Я начала рассказывать ему историю маленького брата Вики и Кати, старательно не обращая внимания на округлившиеся глаза моего драгоценного Ларчика. Пускай думает, что я ничего не делаю и, что самое главное, делать ничего и не намереваюсь!
Оба они меня выслушали с предельным вниманием, после чего толковый Ванцов пообещал к концу дня постараться выяснить что-нибудь в архиве, а бестолковый Ларчик простонал: «Бедная девочка», и я не была настолько глупой, чтобы отнести последнее замечание на свой счет.
Нет, нет — такие ласковые словечки были, вне всякого сомнения, адресованы Катюше!
Черт возьми, до чего же мне хотелось в порыве откровенности сообщить «пламенному идальго», в каком, простите, хлеву работает его Дульсинея Тобосская!
Но с мужской глупостью и сражаться глупо.

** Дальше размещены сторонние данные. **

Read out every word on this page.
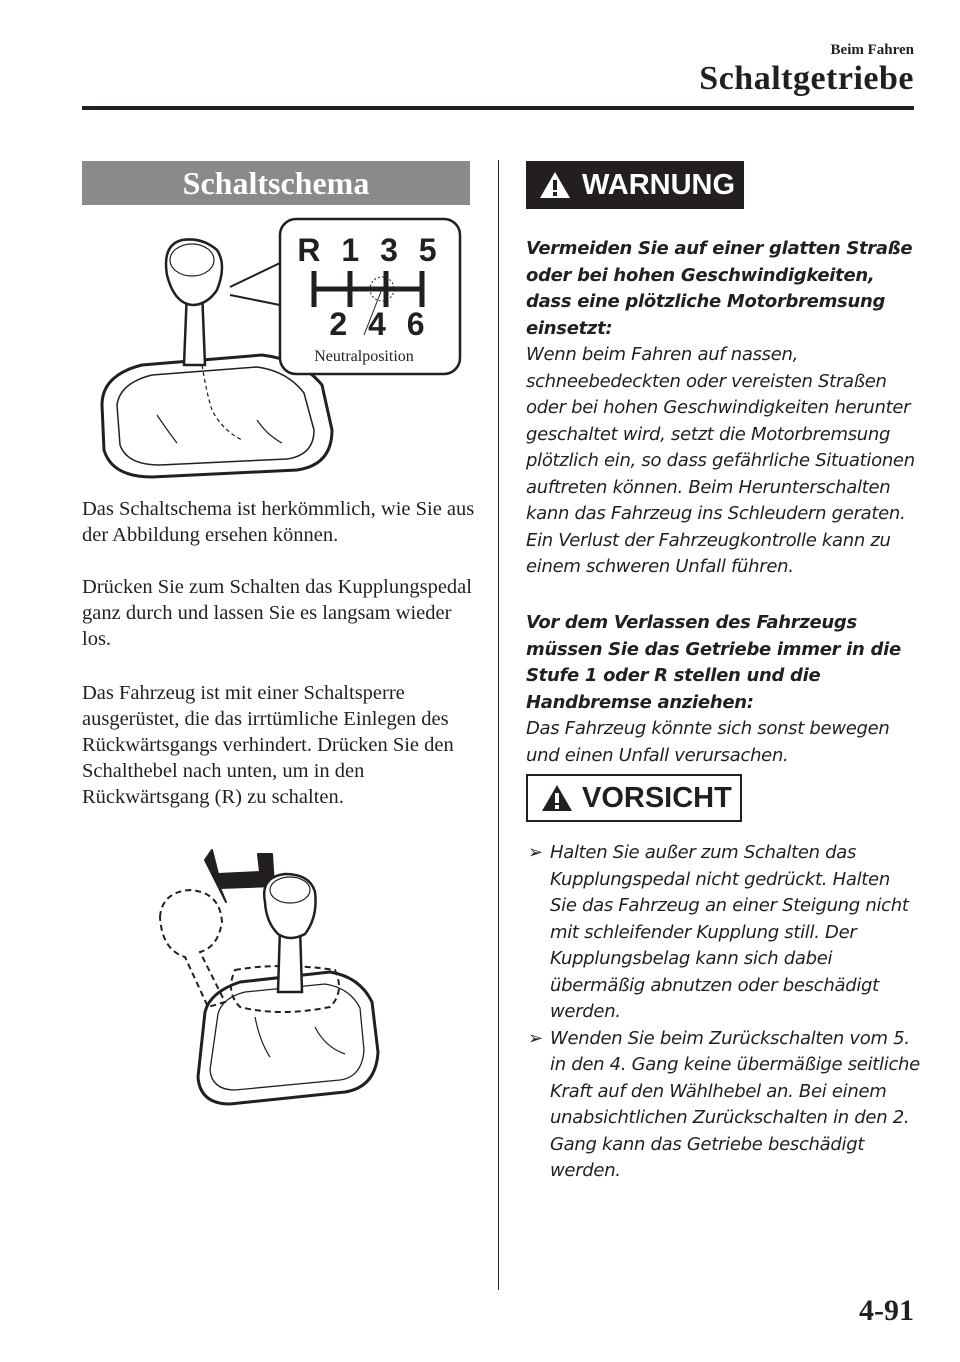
Beim Fahren
Schaltgetriebe
Schaltschema
R 1 3 5
2 4 6
Neutralposition

Das Schaltschema ist herkömmlich, wie Sie aus der Abbildung ersehen können.

Drücken Sie zum Schalten das Kupplungspedal ganz durch und lassen Sie es langsam wieder los.

Das Fahrzeug ist mit einer Schaltsperre ausgerüstet, die das irrtümliche Einlegen des Rückwärtsgangs verhindert. Drücken Sie den Schalthebel nach unten, um in den Rückwärtsgang (R) zu schalten.

WARNUNG

Vermeiden Sie auf einer glatten Straße oder bei hohen Geschwindigkeiten, dass eine plötzliche Motorbremsung einsetzt:

Wenn beim Fahren auf nassen, schneebedeckten oder vereisten Straßen oder bei hohen Geschwindigkeiten herunter geschaltet wird, setzt die Motorbremsung plötzlich ein, so dass gefährliche Situationen auftreten können. Beim Herunterschalten kann das Fahrzeug ins Schleudern geraten. Ein Verlust der Fahrzeugkontrolle kann zu einem schweren Unfall führen.

Vor dem Verlassen des Fahrzeugs müssen Sie das Getriebe immer in die Stufe 1 oder R stellen und die Handbremse anziehen:

Das Fahrzeug könnte sich sonst bewegen und einen Unfall verursachen.

VORSICHT
➢ Halten Sie außer zum Schalten das Kupplungspedal nicht gedrückt. Halten Sie das Fahrzeug an einer Steigung nicht mit schleifender Kupplung still. Der Kupplungsbelag kann sich dabei übermäßig abnutzen oder beschädigt werden.
➢ Wenden Sie beim Zurückschalten vom 5. in den 4. Gang keine übermäßige seitliche Kraft auf den Wählhebel an. Bei einem unabsichtlichen Zurückschalten in den 2. Gang kann das Getriebe beschädigt werden.
4-91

Если уж господь не мог ничего поделать с трусливеньким, спрятавшимся в кустики Адамом, то уж куда мне тягаться с этим недоразумением?
Нет в жизни совершенства, увы!
* * *— Значит, вот какие дела…
Первым наше затянувшееся молчание не смог выдержать Ларчик. Я-то преспокойно курила, дожидаясь момента, когда настанет вечер и я смогу сделать два дела, которые, увы, можно сделать только после восемнадцати ноль-ноль. Как известно, порок любит темноту. А мне надо было посетить сразу два гнездилища порока.
— Значит, вот такие, — кивнула я.
— И ты подозреваешь Екатерину в том, что это она взяла ножницы и укокошила невинного младенца?
Его глаза сверкали праведным негодованием.
— Почему укокошила? — невинно улыбнулась я. — Может быть, протянула ножницы и наблюдала, как ребенок корчится в крови…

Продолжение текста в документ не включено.